Este reconocimiento introduce un elemento relevante en el análisis: la diferencia entre asumir responsabilidad administrativa y la eventual existencia de responsabilidad penal. Mientras la primera apunta a errores de gestión, la segunda exige probar negligencia grave o incluso intencionalidad, algo que ahora está bajo investigación.
El origen del problema: una cadena logística fallida
El núcleo del caso se sitúa en la contratación y ejecución del servicio de transporte del material electoral, adjudicado a la empresa Servicios Generales Galaga. Según la ONPE, los retrasos en la entrega de actas, cédulas y padrones impidieron la instalación de mesas en al menos 13 locales de Lima, dejando sin votar a más de 52.000 ciudadanos en la jornada principal.
Sin embargo, la empresa ha rechazado ser la única responsable, alegando que cumplió con los términos contractuales y que existieron factores externos que condicionaron la operación. Esta divergencia de versiones es uno de los puntos clave que deberá esclarecer la investigación.
Aquí emerge un elemento estructural: la dependencia crítica de proveedores externos en un proceso donde los tiempos y la precisión son determinantes. La falla no fue únicamente operativa; también plantea interrogantes sobre la supervisión, la planificación y la existencia —o ausencia— de planes de contingencia.
Las diligencias en curso buscan determinar si el caso se limita a una mala gestión o si existen elementos que apunten a delitos más graves, como colusión o negligencia deliberada.
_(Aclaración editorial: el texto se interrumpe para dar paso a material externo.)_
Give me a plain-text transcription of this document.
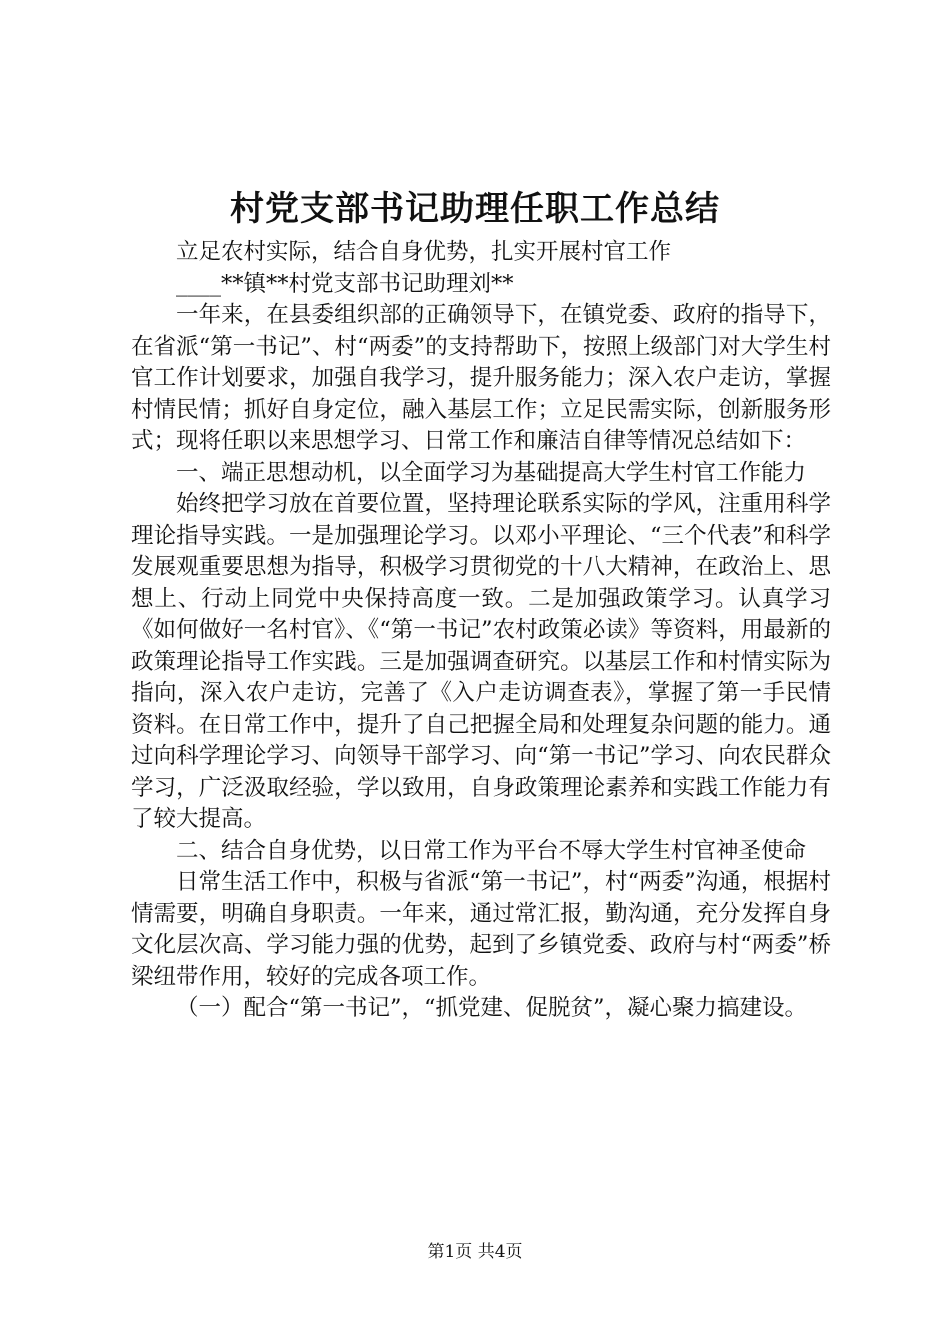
村党支部书记助理任职工作总结

立足农村实际，结合自身优势，扎实开展村官工作

____**镇**村党支部书记助理刘**

一年来，在县委组织部的正确领导下，在镇党委、政府的指导下，在省派“第一书记”、村“两委”的支持帮助下，按照上级部门对大学生村官工作计划要求，加强自我学习，提升服务能力；深入农户走访，掌握村情民情；抓好自身定位，融入基层工作；立足民需实际，创新服务形式；现将任职以来思想学习、日常工作和廉洁自律等情况总结如下：

一、端正思想动机，以全面学习为基础提高大学生村官工作能力

始终把学习放在首要位置，坚持理论联系实际的学风，注重用科学理论指导实践。一是加强理论学习。以邓小平理论、“三个代表”和科学发展观重要思想为指导，积极学习贯彻党的十八大精神，在政治上、思想上、行动上同党中央保持高度一致。二是加强政策学习。认真学习《如何做好一名村官》、《“第一书记”农村政策必读》等资料，用最新的政策理论指导工作实践。三是加强调查研究。以基层工作和村情实际为指向，深入农户走访，完善了《入户走访调查表》，掌握了第一手民情资料。在日常工作中，提升了自己把握全局和处理复杂问题的能力。通过向科学理论学习、向领导干部学习、向“第一书记”学习、向农民群众学习，广泛汲取经验，学以致用，自身政策理论素养和实践工作能力有了较大提高。

二、结合自身优势，以日常工作为平台不辱大学生村官神圣使命

日常生活工作中，积极与省派“第一书记”，村“两委”沟通，根据村情需要，明确自身职责。一年来，通过常汇报，勤沟通，充分发挥自身文化层次高、学习能力强的优势，起到了乡镇党委、政府与村“两委”桥梁纽带作用，较好的完成各项工作。

（一）配合“第一书记”，“抓党建、促脱贫”，凝心聚力搞建设。

第1页 共4页
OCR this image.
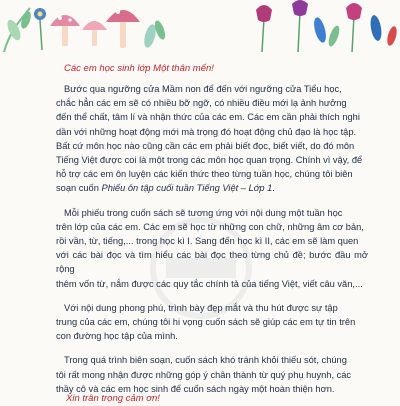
Các em học sinh lớp Một thân mến!

Bước qua ngưỡng cửa Mầm non để đến với ngưỡng cửa Tiểu học,
chắc hẳn các em sẽ có nhiều bỡ ngỡ, có nhiều điều mới lạ ảnh hưởng
đến thể chất, tâm lí và nhận thức của các em. Các em cần phải thích nghi
dần với những hoạt động mới mà trọng đó hoạt động chủ đạo là học tập.
Bất cứ môn học nào cũng cần các em phải biết đọc, biết viết, do đó môn
Tiếng Việt được coi là một trong các môn học quan trọng. Chính vì vậy, để
hỗ trợ các em ôn luyện các kiến thức theo từng tuần học, chúng tôi biên
soạn cuốn Phiếu ôn tập cuối tuần Tiếng Việt – Lớp 1.

Mỗi phiếu trong cuốn sách sẽ tương ứng với nội dung một tuần học
trên lớp của các em. Các em sẽ học từ những con chữ, những âm cơ bản,
rồi vần, từ, tiếng,... trong học kì I. Sang đến học kì II, các em sẽ làm quen
với các bài đọc và tìm hiểu các bài đọc theo từng chủ đề; bước đầu mở rộng
thêm vốn từ, nắm được các quy tắc chính tả của tiếng Việt, viết câu văn,...

Với nội dung phong phú, trình bày đẹp mắt và thu hút được sự tập
trung của các em, chúng tôi hi vọng cuốn sách sẽ giúp các em tự tin trên
con đường học tập của mình.

Trong quá trình biên soạn, cuốn sách khó tránh khỏi thiếu sót, chúng
tôi rất mong nhận được những góp ý chân thành từ quý phụ huynh, các
thầy cô và các em học sinh để cuốn sách ngày một hoàn thiện hơn.

Xin trân trọng cảm ơn!
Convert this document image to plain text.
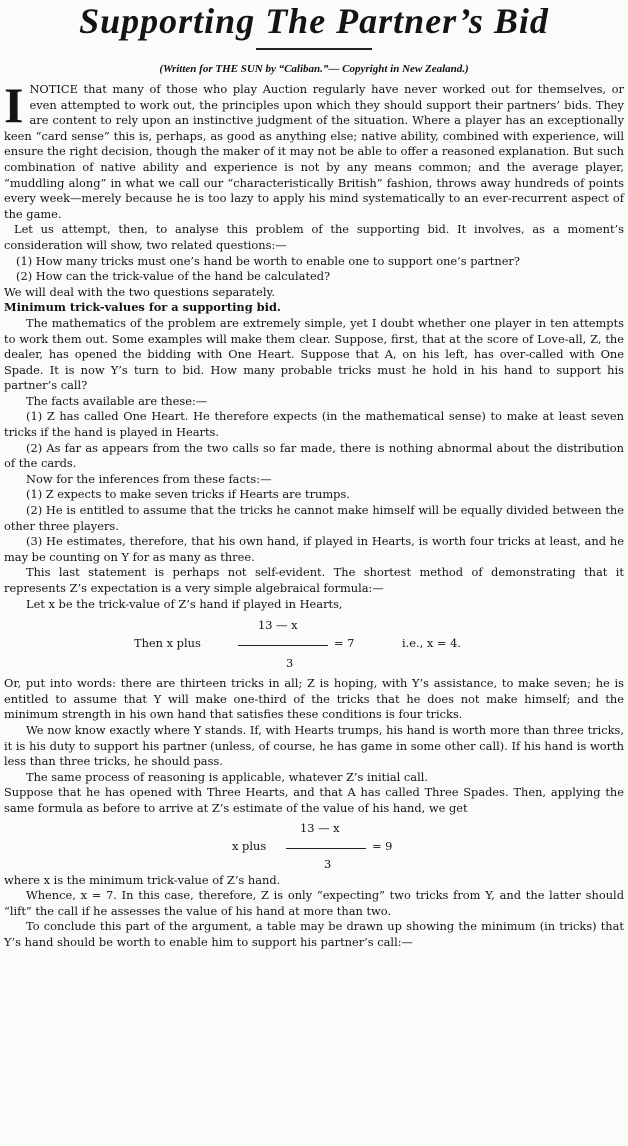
Supporting The Partner’s Bid
(Written for THE SUN by “Caliban.”— Copyright in New Zealand.)

INOTICE that many of those who play Auction regularly have never worked out for themselves, or even attempted to work out, the principles upon which they should support their partners’ bids. They are content to rely upon an instinctive judgment of the situation. Where a player has an exceptionally keen “card sense” this is, perhaps, as good as anything else; native ability, combined with experience, will ensure the right decision, though the maker of it may not be able to offer a reasoned explanation. But such combination of native ability and experience is not by any means common; and the average player, “muddling along” in what we call our “characteristically British” fashion, throws away hundreds of points every week—merely because he is too lazy to apply his mind systematically to an ever-recurrent aspect of the game.

Let us attempt, then, to analyse this problem of the supporting bid. It involves, as a moment’s consideration will show, two related questions:—

(1) How many tricks must one’s hand be worth to enable one to support one’s partner?

(2) How can the trick-value of the hand be calculated?

We will deal with the two questions separately.

Minimum trick-values for a supporting bid.

The mathematics of the problem are extremely simple, yet I doubt whether one player in ten attempts to work them out. Some examples will make them clear. Suppose, first, that at the score of Love-all, Z, the dealer, has opened the bidding with One Heart. Suppose that A, on his left, has over-called with One Spade. It is now Y’s turn to bid. How many probable tricks must he hold in his hand to support his partner’s call?

The facts available are these:—

(1) Z has called One Heart. He therefore expects (in the mathematical sense) to make at least seven tricks if the hand is played in Hearts.

(2) As far as appears from the two calls so far made, there is nothing abnormal about the distribution of the cards.

Now for the inferences from these facts:—

(1) Z expects to make seven tricks if Hearts are trumps.

(2) He is entitled to assume that the tricks he cannot make himself will be equally divided between the other three players.

(3) He estimates, therefore, that his own hand, if played in Hearts, is worth four tricks at least, and he may be counting on Y for as many as three.

This last statement is perhaps not self-evident. The shortest method of demonstrating that it represents Z’s expectation is a very simple algebraical formula:—

Let x be the trick-value of Z’s hand if played in Hearts,

13 — x
Then x plus	= 7	i.e., x = 4.
3

Or, put into words: there are thirteen tricks in all; Z is hoping, with Y’s assistance, to make seven; he is entitled to assume that Y will make one-third of the tricks that he does not make himself; and the minimum strength in his own hand that satisfies these conditions is four tricks.

We now know exactly where Y stands. If, with Hearts trumps, his hand is worth more than three tricks, it is his duty to support his partner (unless, of course, he has game in some other call). If his hand is worth less than three tricks, he should pass.

The same process of reasoning is applicable, whatever Z’s initial call.

Suppose that he has opened with Three Hearts, and that A has called Three Spades. Then, applying the same formula as before to arrive at Z’s estimate of the value of his hand, we get

13 — x
x plus	= 9
3

where x is the minimum trick-value of Z’s hand.

Whence, x = 7. In this case, therefore, Z is only “expecting” two tricks from Y, and the latter should “lift” the call if he assesses the value of his hand at more than two.

To conclude this part of the argument, a table may be drawn up showing the minimum (in tricks) that Y’s hand should be worth to enable him to support his partner’s call:—
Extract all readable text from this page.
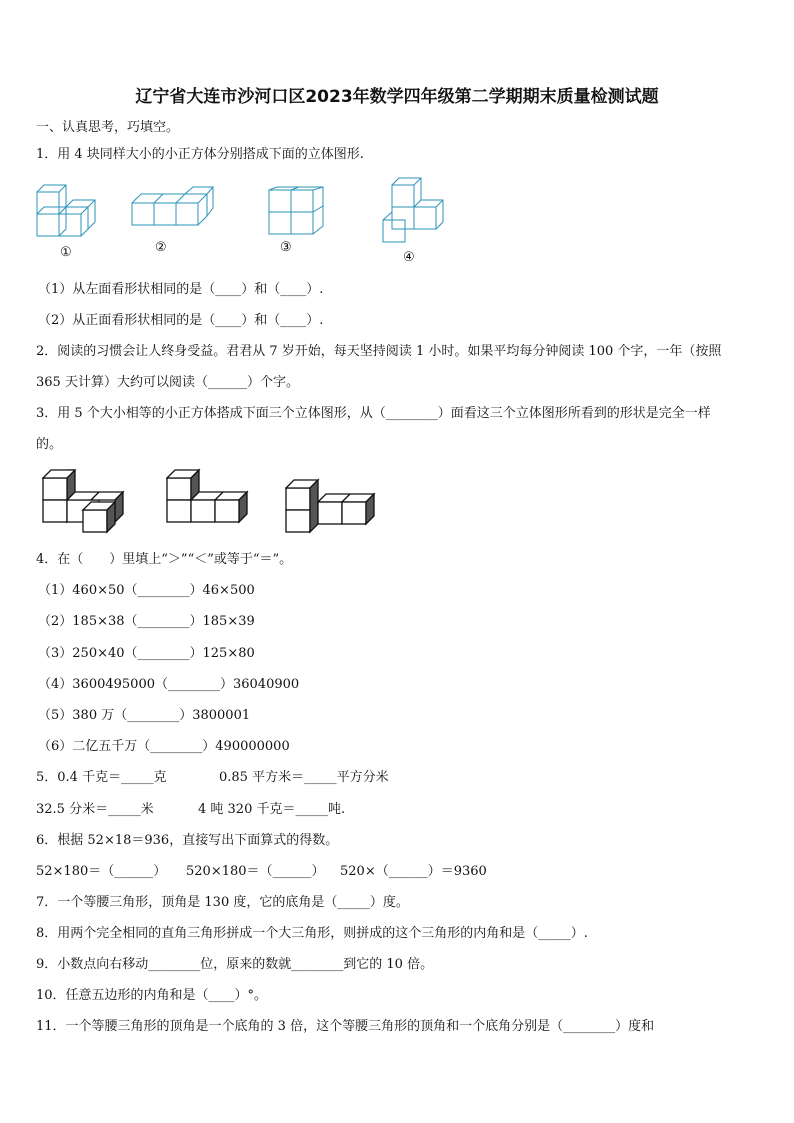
辽宁省大连市沙河口区2023年数学四年级第二学期期末质量检测试题
一、认真思考，巧填空。
1．用 4 块同样大小的小正方体分别搭成下面的立体图形.
①	②	③
④
（1）从左面看形状相同的是（____）和（____）.
（2）从正面看形状相同的是（____）和（____）.
2．阅读的习惯会让人终身受益。君君从 7 岁开始，每天坚持阅读 1 小时。如果平均每分钟阅读 100 个字，一年（按照
365 天计算）大约可以阅读（______）个字。
3．用 5 个大小相等的小正方体搭成下面三个立体图形，从（________）面看这三个立体图形所看到的形状是完全一样
的。
4．在（　　）里填上“＞”“＜”或等于“＝”。
（1）460×50（________）46×500
（2）185×38（________）185×39
（3）250×40（________）125×80
（4）3600495000（________）36040900
（5）380 万（________）3800001
（6）二亿五千万（________）490000000
5．0.4 千克＝_____克	0.85 平方米＝_____平方分米
32.5 分米＝_____米	4 吨 320 千克＝_____吨.
6．根据 52×18＝936，直接写出下面算式的得数。
52×180＝（______） 520×180＝（______） 520×（______）＝9360
7．一个等腰三角形，顶角是 130 度，它的底角是（_____）度。
8．用两个完全相同的直角三角形拼成一个大三角形，则拼成的这个三角形的内角和是（_____）.
9．小数点向右移动________位，原来的数就________到它的 10 倍。
10．任意五边形的内角和是（____）°。
11．一个等腰三角形的顶角是一个底角的 3 倍，这个等腰三角形的顶角和一个底角分别是（________）度和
Para ello, las autoridades están revisando el proceso de contratación y los términos de referencia firmados, la capacidad operativa real de la empresa adjudicataria, las posibles advertencias previas que fueron ignoradas y la toma de decisiones dentro de la estructura de la ONPE.
En paralelo, la propia ONPE ha anunciado acciones legales contra la empresa proveedora, lo que anticipa un escenario de responsabilidades compartidas o disputadas. El caso se mueve en una zona gris: no toda ineficiencia constituye delito, pero cuando afecta derechos fundamentales —como el voto—, el umbral de exigencia se eleva considerablemente.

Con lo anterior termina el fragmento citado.